I think the bug is that we're missing a bit in that 'for' loop. *It doesn't look in /sys/bus/virtio/devices*...which is exactly where the entry for virtio-gpu will be.

So, I'm currently testing a patch to add virtio/devices to that bit. If I'm right, that should cause virtio-gpu to be pulled into the host-only initramfs generated during install, and then on the installed system, we should get a framebuffer (and hence boot messages) from about halfway through the initramfs phase...which should be early enough for us to see decryption prompts.

If that's the case, we can fix this just by fixing dracut, without touching the kernel.

Comment 14 Adam Williamson 2018-06-22 20:16:27 UTC
So my test looked to confirm that fixes things, so I've gone ahead and submitted the patch upstream - https://github.com/dracutdevs/dracut/pull/418 - and done a build for Rawhide with the patch included - https://koji.fedoraproject.org/koji/taskinfo?taskID=27791964 . Should hopefully be fixed with the next compose that includes that build.

Comment 15 Jan Kurik 2018-08-14 11:21:28 UTC
This bug appears to have been reported against 'rawhide' during the Fedora 29 development cycle.
Changing version to '29'.

Comment 16 Adam Williamson 2018-12-17 22:25:21 UTC
This ought to be fixed by now.

Comment 17 Adam Williamson 2018-12-20 17:08:37 UTC
This seems to be back in current Rawhide; encrypted install tests almost always fail on the decrypt prompt not showing up. Oddly it seems to work just very occasionally, but almost always fails. Am looking into it now.
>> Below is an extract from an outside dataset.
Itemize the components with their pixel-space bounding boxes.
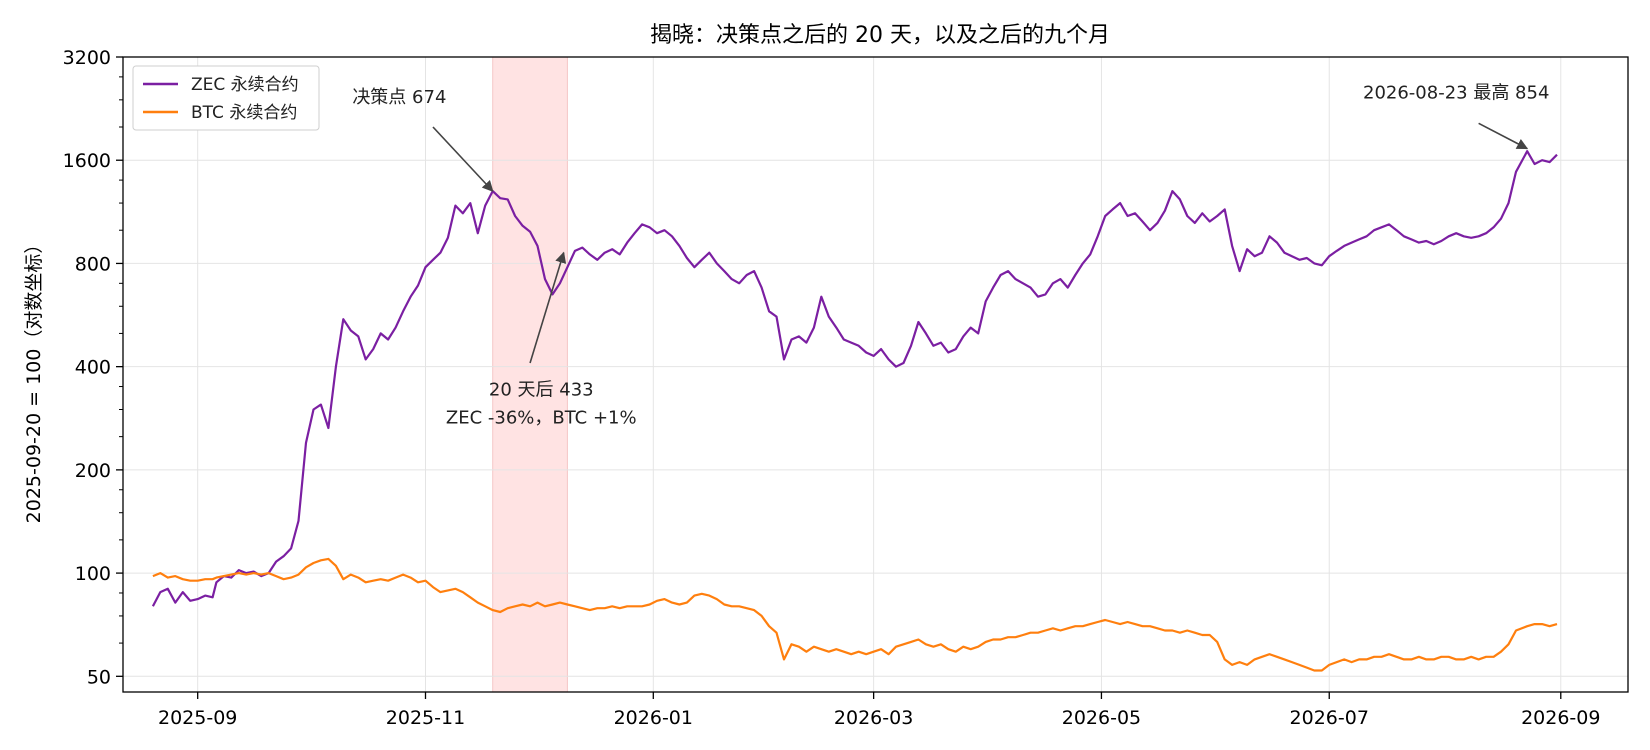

Comment 18 Adam Williamson 2018-12-20 17:12:25 UTC
I'm suspecting plymouth for the new issue; this seems to have been working reliably up till about late October then broken some time between then and mid-November (hard to be more precise than that), in that timeframe I do see a new dracut, but without any obviously incriminating changes. There was also, however, a new plymouth - 0.9.4 - which comes with some very related changes (to the drm code), so that looks like a good suspect. Will file a new bug.

Comment 19 Zbigniew Jędrzejewski-Szmek 2018-12-20 17:18:01 UTC
There's a general bug/problem that prompts from systemd-ask-password are not visible on the console because they get overwritten by kernel messages. A user can always press ^L to reprint the prompt, and that works fine. Unfortunately we don't have an easy way to say "keep this line at the bottom". It's a race condition, so it might be broken by code changes even if they are not "wrong".

Comment 20 Adam Williamson 2018-12-20 17:33:03 UTC
Nah, that's not the problem: it's not that the prompt gets scrolled off the screen by other content, *nothing* is displayed. I think it's plymouth DRM mode init stuff. See https://bugzilla.redhat.com/show_bug.cgi?id=1661288 .

(Note: I think the problem you mention doesn't happen when Plymouth is active, as plymouth really *does* display password prompts 'over the top of' boot messages. I think that problem only happens when Plymouth is disabled. IMBW though!)